Again I have to specifically disclaim any significant knowledge of query optimizers; it is just not my field. However as I understand it (which is weakly) yes, the theory does currently exist, for a lot of it anyway.

In general, though, someone who knows exactly what they are doing, and who is building a special-purpose engine, given a tool such as C++, will be able to build something that is better *for that special purpose* than a general-purpose solution will likely be. That difference may only be O(c) though.

> My guess is that FP is the best general strategy to achieve
> concurrency.

I favor the Erlang approach: no shared state, communication via message passing. It is a *very* good fit for a relational approach, although no one has ever put the pieces together as far as I know.

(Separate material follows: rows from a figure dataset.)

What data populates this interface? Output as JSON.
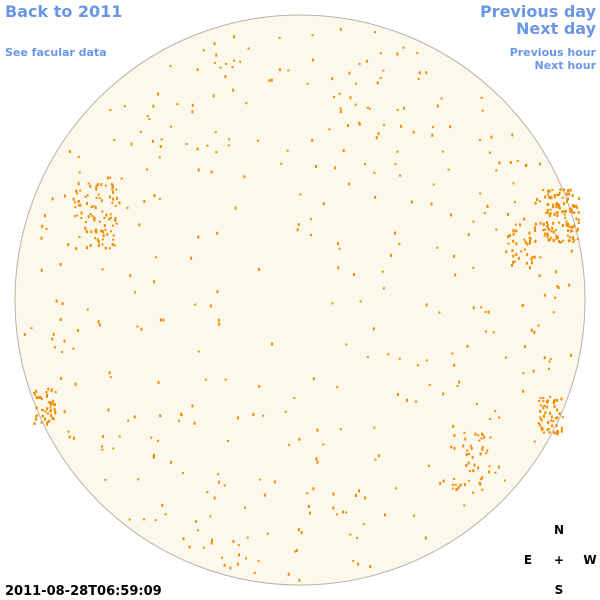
{
  "nav": {
    "back": "Back to 2011",
    "facular_data": "See facular data",
    "previous_day": "Previous day",
    "next_day": "Next day",
    "previous_hour": "Previous hour",
    "next_hour": "Next hour"
  },
  "compass": {
    "north": "N",
    "east": "E",
    "center": "+",
    "west": "W",
    "south": "S"
  },
  "timestamp": "2011-08-28T06:59:09"
}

While I have great respect for FP, I happen to believe that *not* insisting on purity (in the FP sense of the word) is the right approach.
Constrained mutation > monads. Note the great success of impure functional approaches such as Lisp and SML. (I am not speaking of *commercial* success here.)

> In any case FP and RA are related.

Yes. And in fact I believe that relationship is deeper than is commonly recognized. In particular I believe that the two can be unified such that there are no visible seams between them.